One of the most pervasive challenges gripping the public finance profession is the lack of talent to go around, which was one of her biggest challenges as president.
"We've really done a lot of work addressing what our members have been telling us for the last couple of years has been the number one challenge they face, which is attracting and retaining talent to the public finance workforce," Allen said. "There's a lot of vacancies, communities, large, medium and small are having trouble finding finance professionals or pulling people into the public finance professions."
Overall Allen was pleased with the efforts she and the group made over the last year and looks forward to continuing to engage with GFOA.
"I feel really good about it," Allen said. "The executive board and the staff really worked effectively this past year to continue to address the needs of our members which changes from time to time."
Besides her tenure as president, Allen has worked for over thirty years in local governments, serving eleven years at the executive level in California and most recently specializing in small communities in Maryland.
She began her career as an assistant transportation planner and analyst for AC Transit, an Oakland-based public transit agency.
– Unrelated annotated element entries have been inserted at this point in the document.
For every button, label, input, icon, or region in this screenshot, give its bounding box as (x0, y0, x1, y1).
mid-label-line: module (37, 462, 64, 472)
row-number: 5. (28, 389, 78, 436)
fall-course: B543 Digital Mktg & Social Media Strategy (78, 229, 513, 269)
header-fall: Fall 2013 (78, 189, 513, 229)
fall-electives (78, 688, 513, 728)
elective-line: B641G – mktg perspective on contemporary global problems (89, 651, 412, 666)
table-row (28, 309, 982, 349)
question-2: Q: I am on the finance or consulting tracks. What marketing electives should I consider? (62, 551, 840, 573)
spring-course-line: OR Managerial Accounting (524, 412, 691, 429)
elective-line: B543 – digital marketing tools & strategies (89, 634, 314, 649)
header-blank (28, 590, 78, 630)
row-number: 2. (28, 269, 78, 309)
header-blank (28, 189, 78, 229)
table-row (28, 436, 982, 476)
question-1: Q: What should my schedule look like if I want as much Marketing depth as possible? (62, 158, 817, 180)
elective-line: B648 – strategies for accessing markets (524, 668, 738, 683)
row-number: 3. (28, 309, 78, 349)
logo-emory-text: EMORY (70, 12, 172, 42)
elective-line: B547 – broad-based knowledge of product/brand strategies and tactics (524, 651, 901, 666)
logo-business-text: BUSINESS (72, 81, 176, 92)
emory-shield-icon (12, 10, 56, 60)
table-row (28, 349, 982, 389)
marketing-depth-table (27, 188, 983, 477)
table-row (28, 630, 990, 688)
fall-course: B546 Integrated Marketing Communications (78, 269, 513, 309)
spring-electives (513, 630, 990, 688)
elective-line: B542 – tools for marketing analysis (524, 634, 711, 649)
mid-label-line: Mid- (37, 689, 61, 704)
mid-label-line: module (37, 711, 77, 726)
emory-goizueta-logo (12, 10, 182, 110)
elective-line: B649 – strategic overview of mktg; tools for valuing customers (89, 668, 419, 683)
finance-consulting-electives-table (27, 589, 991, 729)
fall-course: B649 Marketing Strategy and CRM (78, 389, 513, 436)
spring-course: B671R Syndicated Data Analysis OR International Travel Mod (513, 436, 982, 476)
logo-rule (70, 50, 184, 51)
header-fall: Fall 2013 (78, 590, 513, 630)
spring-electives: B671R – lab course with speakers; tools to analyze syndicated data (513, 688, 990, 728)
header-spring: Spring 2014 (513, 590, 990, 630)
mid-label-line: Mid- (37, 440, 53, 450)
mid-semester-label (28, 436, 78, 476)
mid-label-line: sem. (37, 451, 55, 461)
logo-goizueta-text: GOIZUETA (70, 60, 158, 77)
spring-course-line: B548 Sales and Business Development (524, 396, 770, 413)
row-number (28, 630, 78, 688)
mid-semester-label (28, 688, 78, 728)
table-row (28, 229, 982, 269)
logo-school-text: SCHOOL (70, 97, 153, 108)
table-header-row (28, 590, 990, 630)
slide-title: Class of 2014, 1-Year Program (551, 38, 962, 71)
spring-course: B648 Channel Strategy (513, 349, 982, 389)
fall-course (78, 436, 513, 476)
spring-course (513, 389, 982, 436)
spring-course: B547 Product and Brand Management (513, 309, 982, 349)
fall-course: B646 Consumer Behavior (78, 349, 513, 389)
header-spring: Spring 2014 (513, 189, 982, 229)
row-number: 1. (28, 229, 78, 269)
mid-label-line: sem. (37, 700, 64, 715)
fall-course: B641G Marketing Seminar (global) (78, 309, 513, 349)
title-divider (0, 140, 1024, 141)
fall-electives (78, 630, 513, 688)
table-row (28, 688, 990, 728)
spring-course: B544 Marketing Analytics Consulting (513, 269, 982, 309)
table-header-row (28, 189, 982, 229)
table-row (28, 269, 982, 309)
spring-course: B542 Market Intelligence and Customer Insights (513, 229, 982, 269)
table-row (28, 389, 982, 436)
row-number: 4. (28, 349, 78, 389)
She then became a senior management analyst for the City of Berkeley from 2000 to 2005, then moving on to become assistant city manager for the Town of Colma before being promoted to city manager after 3 years.
It was at a conference in San Francisco where she first began to see the potentials of GFOA and first felt that she found a group of people that thought like she did.
From there Allen went on to become the town administrator for the City of Berlin, Maryland, from 2013 to 2019 and then in 2019, took on a role for seven months as city treasurer for the City of Greenbelt, Maryland, before moving on to interim town manager for Berwyn Heights, Maryland. She now serves as budget analyst III, capital budgeting for the Maryland Department of Budget and Management.
In her capacity as a GFOA member, Allen has also served as a reviewer for the Distinguished Budget Presentation Award program for over twelve years, become a member of GFOA's Certified Public Finance Officers Program in 2012, joined the Committee on Economic Development and Capital Planning in 2013, became vice chair of that in 2016 and joined the GFOA's executive board in 2019
She has also presented at many GFOA conferences, speaking on such topics as capital planning, infrastructure, and creative placemaking for small communities. She co-authored What Governments Look for in a CFO, published in the Government Finance Review in 2016.
She holds a master's degree in public administration from the University of Nevada, Reno, where she also got her bachelor's degree in political science and economics. She is a graduate of the Leadership ICMA and the Senior Executive Institute at the University of Virginia, Darden Graduate School of Business and is the past president of the Maryland City/County Management Association.
As someone who has been fond of the efforts GFOA has made in her own career and for the public finance profession as a whole, she looks forward to seeing where the organization goes in the coming years, under new leadership.
"I have tremendous respect for Tanya's leadership abilities. I think she'll bring a slightly different perspective, because she comes from Canada but I welcome that. Our Canadian members are an important aspect of our membership group," Allen said. "I'm excited to see how she leads."